The Pennington Biomedical researchers are Steven Heymsfield, MD, Professor and Director, Metabolism and Body Composition Laboratory, and Justin C. Brown, PhD, Assistant Professor and Director, Cancer Energetics Laboratory. They are part of the Cancer Cachexia Action Network (CANCAN), a team of scientists led by Eileen White, PhD, Deputy Director of the Rutgers Cancer Institute of New Jersey and Associate Director, Ludwig Princeton Branch, Ludwig Institute for Cancer Research.

Cachexia is a form of “metabolic mutiny” characterized by a dramatic loss of skeletal muscle and often accompanied by substantial weight loss, according to the National Cancer Institute. Some estimates show that cachexia accounts for nearly one-third of cancer deaths.

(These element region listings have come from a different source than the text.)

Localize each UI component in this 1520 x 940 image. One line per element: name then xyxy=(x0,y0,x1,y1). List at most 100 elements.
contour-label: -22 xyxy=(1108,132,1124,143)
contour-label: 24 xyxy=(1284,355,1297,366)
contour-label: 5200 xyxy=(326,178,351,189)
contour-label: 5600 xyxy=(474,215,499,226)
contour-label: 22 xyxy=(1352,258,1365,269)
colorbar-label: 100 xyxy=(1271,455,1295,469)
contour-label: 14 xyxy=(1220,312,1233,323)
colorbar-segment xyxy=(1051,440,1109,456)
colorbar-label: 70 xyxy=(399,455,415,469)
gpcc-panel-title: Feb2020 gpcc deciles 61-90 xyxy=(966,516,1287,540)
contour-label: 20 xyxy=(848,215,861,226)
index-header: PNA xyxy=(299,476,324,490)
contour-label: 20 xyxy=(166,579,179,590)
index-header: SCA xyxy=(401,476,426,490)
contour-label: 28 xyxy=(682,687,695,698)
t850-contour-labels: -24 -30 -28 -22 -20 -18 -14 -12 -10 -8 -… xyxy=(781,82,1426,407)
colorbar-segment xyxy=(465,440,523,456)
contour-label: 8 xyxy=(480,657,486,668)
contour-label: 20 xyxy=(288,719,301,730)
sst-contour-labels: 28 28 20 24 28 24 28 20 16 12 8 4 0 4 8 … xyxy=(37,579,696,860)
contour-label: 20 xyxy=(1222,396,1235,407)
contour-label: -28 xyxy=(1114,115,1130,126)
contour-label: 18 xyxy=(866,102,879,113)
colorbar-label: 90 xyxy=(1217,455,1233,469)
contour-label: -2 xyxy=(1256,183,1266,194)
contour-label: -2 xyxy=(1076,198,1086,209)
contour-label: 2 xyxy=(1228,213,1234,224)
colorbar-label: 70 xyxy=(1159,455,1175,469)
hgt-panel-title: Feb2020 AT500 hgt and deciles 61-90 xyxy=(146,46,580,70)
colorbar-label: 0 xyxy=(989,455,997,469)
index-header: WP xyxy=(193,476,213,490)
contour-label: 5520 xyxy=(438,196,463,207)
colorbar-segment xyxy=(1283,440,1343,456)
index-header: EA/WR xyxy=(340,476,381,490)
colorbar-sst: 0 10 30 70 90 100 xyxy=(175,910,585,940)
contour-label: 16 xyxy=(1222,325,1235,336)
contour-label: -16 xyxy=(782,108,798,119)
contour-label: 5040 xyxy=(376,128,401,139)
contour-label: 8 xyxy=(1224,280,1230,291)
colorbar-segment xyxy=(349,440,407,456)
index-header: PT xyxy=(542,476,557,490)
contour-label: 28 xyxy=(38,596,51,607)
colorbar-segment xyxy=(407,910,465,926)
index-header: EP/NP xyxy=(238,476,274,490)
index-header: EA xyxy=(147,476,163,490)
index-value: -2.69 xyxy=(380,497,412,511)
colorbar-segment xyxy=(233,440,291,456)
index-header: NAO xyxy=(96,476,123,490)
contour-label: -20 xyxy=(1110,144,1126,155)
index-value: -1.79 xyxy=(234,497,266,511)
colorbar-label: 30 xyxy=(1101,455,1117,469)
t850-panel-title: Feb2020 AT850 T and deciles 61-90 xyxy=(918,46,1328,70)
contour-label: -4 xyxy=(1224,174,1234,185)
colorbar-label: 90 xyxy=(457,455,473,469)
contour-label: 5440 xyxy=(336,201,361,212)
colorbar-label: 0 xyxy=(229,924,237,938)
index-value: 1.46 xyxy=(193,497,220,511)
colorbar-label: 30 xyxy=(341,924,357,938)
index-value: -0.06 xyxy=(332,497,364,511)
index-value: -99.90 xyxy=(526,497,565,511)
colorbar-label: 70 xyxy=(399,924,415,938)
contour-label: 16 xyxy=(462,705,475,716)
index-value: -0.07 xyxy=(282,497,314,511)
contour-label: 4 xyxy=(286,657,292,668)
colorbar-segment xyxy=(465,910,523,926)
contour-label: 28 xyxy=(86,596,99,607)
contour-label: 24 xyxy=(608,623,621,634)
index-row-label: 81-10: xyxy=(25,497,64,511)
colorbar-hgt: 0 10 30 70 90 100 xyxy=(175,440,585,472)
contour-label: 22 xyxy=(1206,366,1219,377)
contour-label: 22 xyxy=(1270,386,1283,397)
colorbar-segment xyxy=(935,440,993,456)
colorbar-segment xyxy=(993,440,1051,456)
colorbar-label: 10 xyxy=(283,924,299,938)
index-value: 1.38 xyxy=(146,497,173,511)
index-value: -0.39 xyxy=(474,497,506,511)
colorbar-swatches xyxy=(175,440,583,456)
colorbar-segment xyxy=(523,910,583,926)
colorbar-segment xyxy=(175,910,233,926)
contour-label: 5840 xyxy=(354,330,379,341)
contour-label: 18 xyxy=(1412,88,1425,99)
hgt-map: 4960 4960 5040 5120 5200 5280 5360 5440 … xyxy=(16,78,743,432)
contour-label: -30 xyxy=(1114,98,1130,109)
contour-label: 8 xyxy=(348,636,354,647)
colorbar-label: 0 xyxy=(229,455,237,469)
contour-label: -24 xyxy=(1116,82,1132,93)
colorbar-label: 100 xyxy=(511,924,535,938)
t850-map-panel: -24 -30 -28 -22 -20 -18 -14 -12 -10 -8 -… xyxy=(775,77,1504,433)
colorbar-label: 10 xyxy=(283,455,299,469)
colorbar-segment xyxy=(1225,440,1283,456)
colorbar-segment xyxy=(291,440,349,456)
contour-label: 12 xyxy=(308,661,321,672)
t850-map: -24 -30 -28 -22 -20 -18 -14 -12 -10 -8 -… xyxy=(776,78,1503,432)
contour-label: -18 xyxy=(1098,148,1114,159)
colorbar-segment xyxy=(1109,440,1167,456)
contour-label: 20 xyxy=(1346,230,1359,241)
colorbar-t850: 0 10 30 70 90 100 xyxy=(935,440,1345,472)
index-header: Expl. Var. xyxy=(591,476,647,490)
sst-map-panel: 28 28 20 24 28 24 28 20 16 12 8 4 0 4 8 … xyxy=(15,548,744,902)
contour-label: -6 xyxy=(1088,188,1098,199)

“Our central hypothesis is that cachexia is driven by the tumor, which activates neurohormonal sickness pathways that lead to anorexia, metabolic dysfunction and tissue wasting,” Dr. White said. “We plan to explore the systemic metabolic imbalance between tumor and host, the role of inflammation in controlling appetite, and the potential of dietary and pharmacological interventions.”

Cachexia touches on nearly every system in the body, and the CANCAN team comprises a diverse range of expertise to reflect this, including cancer, metabolism, neuroendocrinology, immunology and more.

”By getting to the bottom of cancer cachexia, the team hopes to provide the benchmark for care around the world,” Dr. Heymsfield said.

“We are thrilled to be part of a group of investigators bringing new ideas and approaches to this critical unmet need,” Dr. Brown said.

Cancer Grand Challenges drew ideas for solving some of cancer’s toughest questions from nearly 170 teams in more than 60 countries. The 11 teams that made the shortlist will receive seed funding to develop their ideas into full proposals. In early 2022, four of the teams will be selected to receive up to $25 million each in funding to pursue their cancer solutions.